The agenda published by the parliament on Friday lists the vote as top of the agenda.

In December 2013, the Iraqi Council of Ministers approved a proposal to make Halabja the country’s 19th province, separating it from Sulaimani province. However, political tensions between Erbil and Baghdad, as well as disputes among Sunni and Shiite lawmakers, have delayed the bill’s passage for over a decade.

Last week, Kurdish politicians issued an ultimatum to their fellow members of parliament.

“Unless voting on Halabja’s governorate status is included in the agenda, we will not take part in any session,” Chro Hamasharif, a Kurdish MP, told Rudaw on Thursday.

She explained that the Kurdish factions are “unified” on this matter and they will not accept “tying the Halabja draft law to any other draft law.”

The boycott was announced after the parliament postponed a vote on Halabja in March.

“No other projects should accompany the Halabja issue,” Shakhawan Abdullah, deputy speaker of the Parliament, said at the time. He added that future sessions would seek to separate the Halabja bill from other contentious legislation - particularly a disputed draft law concerning the Popular Mobilization Forces (PMF) that has sparked divisions between Sunni and Shiite blocs.

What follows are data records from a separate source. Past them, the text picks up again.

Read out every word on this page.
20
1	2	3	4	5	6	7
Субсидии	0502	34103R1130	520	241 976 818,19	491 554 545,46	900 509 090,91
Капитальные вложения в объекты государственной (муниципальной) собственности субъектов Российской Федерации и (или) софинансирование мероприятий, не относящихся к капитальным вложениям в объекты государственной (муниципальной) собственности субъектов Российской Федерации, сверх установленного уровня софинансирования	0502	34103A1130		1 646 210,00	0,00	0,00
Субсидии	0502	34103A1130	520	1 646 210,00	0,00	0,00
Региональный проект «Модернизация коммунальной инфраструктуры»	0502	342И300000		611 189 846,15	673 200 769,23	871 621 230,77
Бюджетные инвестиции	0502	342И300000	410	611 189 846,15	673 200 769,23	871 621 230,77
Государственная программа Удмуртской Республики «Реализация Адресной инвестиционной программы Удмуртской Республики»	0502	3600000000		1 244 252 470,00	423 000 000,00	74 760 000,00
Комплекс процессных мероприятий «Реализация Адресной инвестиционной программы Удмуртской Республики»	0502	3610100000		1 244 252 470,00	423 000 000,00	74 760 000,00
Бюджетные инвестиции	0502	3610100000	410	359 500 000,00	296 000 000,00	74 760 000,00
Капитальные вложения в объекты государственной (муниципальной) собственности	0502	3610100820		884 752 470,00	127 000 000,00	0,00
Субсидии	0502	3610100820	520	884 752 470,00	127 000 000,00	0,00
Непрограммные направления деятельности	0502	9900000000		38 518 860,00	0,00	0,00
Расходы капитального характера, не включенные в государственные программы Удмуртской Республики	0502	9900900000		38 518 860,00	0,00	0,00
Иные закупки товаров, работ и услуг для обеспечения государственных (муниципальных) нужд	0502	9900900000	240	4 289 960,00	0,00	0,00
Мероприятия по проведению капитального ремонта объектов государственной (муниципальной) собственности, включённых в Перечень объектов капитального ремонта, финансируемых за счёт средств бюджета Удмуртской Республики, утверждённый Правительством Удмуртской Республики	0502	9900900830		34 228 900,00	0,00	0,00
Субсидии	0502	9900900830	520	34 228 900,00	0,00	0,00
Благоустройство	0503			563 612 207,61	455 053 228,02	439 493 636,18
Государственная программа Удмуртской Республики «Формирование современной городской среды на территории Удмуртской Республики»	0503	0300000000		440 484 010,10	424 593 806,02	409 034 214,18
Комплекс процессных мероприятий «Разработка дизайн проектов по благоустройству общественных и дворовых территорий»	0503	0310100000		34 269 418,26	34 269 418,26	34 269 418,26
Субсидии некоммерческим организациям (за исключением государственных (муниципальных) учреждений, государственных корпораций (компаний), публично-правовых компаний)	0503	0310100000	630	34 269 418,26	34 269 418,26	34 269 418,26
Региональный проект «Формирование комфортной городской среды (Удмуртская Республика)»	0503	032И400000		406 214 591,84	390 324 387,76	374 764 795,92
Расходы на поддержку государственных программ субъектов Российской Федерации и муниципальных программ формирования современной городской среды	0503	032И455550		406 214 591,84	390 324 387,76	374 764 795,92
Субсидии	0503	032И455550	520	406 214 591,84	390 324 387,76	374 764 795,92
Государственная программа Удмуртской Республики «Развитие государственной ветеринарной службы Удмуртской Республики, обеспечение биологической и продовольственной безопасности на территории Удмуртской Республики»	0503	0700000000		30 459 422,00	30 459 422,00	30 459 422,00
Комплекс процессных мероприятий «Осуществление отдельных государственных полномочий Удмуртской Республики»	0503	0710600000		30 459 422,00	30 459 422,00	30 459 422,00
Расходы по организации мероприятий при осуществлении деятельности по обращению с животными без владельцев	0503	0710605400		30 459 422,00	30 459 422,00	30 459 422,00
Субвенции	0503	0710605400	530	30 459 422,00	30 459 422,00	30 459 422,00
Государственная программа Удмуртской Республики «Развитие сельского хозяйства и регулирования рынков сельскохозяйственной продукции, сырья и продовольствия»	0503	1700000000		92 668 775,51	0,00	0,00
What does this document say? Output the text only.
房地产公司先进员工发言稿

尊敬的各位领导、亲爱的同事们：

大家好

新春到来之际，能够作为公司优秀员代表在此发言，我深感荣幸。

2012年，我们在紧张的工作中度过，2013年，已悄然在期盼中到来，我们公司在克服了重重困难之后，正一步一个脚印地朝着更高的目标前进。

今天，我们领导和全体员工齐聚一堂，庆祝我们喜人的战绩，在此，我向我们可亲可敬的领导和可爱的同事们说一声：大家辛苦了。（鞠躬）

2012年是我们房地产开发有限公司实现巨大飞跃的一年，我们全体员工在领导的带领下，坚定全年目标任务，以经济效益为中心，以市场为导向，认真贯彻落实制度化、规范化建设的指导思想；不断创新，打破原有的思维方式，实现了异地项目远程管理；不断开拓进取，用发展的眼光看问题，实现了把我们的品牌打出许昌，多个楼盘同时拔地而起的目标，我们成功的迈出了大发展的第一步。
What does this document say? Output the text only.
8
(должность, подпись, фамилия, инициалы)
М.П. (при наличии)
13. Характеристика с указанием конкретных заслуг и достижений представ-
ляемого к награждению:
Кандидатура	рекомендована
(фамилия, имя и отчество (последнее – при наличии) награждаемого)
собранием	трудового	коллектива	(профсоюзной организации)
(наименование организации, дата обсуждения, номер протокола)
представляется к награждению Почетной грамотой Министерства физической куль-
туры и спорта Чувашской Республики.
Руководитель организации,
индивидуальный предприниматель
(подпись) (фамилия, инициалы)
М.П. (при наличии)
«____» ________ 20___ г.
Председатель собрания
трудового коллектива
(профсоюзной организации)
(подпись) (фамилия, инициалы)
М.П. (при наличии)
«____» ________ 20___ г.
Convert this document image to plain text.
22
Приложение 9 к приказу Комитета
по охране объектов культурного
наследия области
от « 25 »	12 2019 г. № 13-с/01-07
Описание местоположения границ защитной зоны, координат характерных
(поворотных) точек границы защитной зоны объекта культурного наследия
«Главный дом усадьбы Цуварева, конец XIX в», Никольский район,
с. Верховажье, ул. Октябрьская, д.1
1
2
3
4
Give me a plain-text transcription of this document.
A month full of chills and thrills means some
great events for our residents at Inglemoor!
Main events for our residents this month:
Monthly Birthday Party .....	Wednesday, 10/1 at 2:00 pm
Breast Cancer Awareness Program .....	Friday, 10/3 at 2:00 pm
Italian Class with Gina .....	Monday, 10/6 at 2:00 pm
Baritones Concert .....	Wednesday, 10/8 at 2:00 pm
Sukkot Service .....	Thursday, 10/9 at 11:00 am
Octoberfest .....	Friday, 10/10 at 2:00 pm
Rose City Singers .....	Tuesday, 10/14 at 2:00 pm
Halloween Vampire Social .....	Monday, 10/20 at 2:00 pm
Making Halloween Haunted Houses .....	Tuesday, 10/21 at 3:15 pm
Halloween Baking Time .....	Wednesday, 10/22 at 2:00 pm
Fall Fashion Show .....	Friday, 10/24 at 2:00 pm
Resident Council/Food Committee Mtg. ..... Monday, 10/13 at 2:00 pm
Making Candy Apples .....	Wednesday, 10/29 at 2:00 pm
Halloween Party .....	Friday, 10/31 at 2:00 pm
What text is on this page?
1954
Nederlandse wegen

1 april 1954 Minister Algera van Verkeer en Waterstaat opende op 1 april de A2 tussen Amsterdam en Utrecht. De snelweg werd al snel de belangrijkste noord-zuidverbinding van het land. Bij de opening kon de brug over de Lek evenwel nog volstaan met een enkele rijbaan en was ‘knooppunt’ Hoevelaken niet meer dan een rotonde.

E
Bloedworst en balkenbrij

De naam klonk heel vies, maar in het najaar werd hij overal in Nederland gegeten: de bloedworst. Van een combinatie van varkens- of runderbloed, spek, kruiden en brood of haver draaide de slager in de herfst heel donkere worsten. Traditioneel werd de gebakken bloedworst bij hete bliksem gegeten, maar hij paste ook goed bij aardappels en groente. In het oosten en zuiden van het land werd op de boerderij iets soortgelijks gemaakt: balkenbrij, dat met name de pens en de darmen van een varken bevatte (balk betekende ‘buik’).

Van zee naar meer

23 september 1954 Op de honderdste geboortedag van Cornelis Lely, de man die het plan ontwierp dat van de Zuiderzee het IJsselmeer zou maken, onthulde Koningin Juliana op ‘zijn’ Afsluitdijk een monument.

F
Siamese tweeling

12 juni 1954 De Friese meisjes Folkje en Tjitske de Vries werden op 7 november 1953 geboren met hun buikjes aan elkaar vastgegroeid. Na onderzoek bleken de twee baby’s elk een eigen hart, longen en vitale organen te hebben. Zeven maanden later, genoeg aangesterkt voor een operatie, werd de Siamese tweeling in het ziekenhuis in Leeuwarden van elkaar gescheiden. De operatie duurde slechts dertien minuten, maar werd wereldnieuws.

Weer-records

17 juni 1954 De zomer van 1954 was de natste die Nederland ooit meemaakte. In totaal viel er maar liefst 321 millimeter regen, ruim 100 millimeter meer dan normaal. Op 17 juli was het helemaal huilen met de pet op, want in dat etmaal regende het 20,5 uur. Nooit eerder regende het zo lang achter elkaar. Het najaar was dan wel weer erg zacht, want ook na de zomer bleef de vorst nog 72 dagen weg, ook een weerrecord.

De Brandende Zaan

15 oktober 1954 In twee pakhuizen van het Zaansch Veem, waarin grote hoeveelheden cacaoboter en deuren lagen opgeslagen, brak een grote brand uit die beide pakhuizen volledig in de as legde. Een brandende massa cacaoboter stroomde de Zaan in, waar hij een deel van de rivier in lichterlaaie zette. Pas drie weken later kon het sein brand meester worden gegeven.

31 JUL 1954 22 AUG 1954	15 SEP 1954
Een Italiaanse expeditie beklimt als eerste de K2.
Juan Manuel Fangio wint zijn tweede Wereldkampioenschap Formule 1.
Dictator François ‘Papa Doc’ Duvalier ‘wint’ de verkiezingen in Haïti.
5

The Halabja bill has already passed the two mandatory readings under Iraqi parliamentary procedure and is awaiting a final vote.

The Kurdistan Region’s Council of Ministers declared Halabja a province in 2014, making it the Region’s fourth. Four years later, the Iraqi Ministry of Interior formally recognized Halabja’s provincial status, even though parliament has yet to ratify it.

Halabja remains a symbol of Kurdish suffering and resilience. On March 16, 1988, near the end of the Iran-Iraq War, forces of Saddam Hussein attacked the city with chemical weapons. The massacre killed at least 5,000 people - mostly women and children - and injured thousands more.

The chemical assault was part of the Baath regime’s broader Anfal campaign in which more than 182,000 Kurds were killed. It remains one of the darkest chapters in modern Iraqi history.